Но горошина существует, она всё больше разбухает, вот уже мешает дышать, и вдруг до тебя доходит, что со всем этим надо что-то делать.

 Но у младенца чудеса случаются, он может в один счастливый миг чихнуть со всей мочи так, что вырвет с корнем ту зловредную штуковину и расчистит сопелку для чего-нибудь более подходящего. Хотя, надо признать, чудо с участием младенцев – особстатья, ведь неслучайно именно они вхожи в Царствие Небесное…

 Взрослым начхать на ситуацию почти никогда не получается, особенно сознательным и гуманным женщинам. А потому им приходится довольно долго (порой всю жизнь!) служить питательной средой для паразита, перекрывающего кислород и уродующего внешность, поддерживая своими соками чужеродное, в сущности, тело.

…Будучи девой темной (а может и наоборот, как посмотреть), но уж точно – не слишком опытной и образованной, Надежда на одном из занятий по рисунку, которое вел художник Тихий, вдруг разволновалась до чрезвычайности. Тогда, помнится, речь зашла о рублевской «Троице» (а, да! – в их единственном кинотеатре «Темп» крутили в то время самым поздним и единственным сеансом фильм «Андрей Рублев». Мишка Петров из их группы сходил и ни фига не понял. Пришел и поделился. Вот с этого зацепилось и понеслось…). Всегда спокойный и даже меланхоличный Евгений Алексеевич вдруг возбудился так, что размахался руками и припустил по классу, снося ученические мольберты своими нервными ногами.

Вначале он что-то горячо толковал о фильмах Тарковского и о каком-то Сеятеле, потом перешел к русской иконе и поразил Надежду даже не словами своими (тут-то всё было ясно, что ничего неясно), – а случившимся преображеньем.

Тыча в репродукцию «Троицы» длинным, будто обглоданным пальцем, Тихий вдруг принялся вещать Бог знает что! Его ученики отродясь не слыхивали ни о какой такой обратной перспективе, ни о разноцентренности письма, а тем более – надмирности изображаемых святых.

– Смотрите сюда! – зычным голосом призывал их всегда сдержанный учитель. – Изображение строится так, как если бы Мастер, великий Андрей Рублев – хотя бы в кино сходите! – смотрел на разные части иконы, меняя свое место. Видите? Вот здесь, к примеру, и здесь. На иконе Рублева изображены такие части и поверхности, которые просто не могут быть видны сразу. И это не промах иконописца! Это его гениальное открытие. И не только его, а вообще – принцип русской иконописи.

Класс ошалел. Молчали, переглядываясь. Неожиданно возникшая тема так видоизменила учителя, что Надежда будто заново рассмотрела Тихого, прежде не слишком ей интересного.

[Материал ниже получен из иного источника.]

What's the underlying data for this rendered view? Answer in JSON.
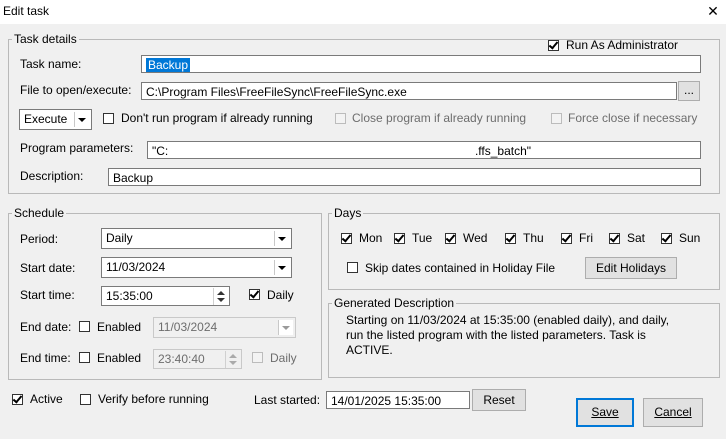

А Тихий, похоже, говорил уже сам с собой:

– Сделано это неслучайно. Такое изображение формирует представление о мире не как о равномерном бесструктурном пространстве, в котором все тяготеет к одному центру, а о множественности сгустков бытия, существующих по своим законам и вступающих во взаимодействие друг с другом не в качестве пассивного, безразличного материала, но в виде элементов, имеющих внутреннюю упорядоченность и явленную данность.

Это был уже перебор. Слегка ошалевшие подростки, очнувшись, принялись резвиться, в голос передразнивая пламенную речь Тихого про внутреннюю упорядоченность и явленную данность.

Евгений Алексеевич всегда был не силен в объяснении, ему проще было показать, как это делается, да и дисциплина не была его коньком. Поняв, что только что в его исполнении прозвучал глас вопиющего в пустыне, Тихий вспыхнул и резко оборвал тему. С неподражаемой миной велел народу (так он их называл) доставать свои альбомы и приступать к срисовыванию очередной побитой вазы.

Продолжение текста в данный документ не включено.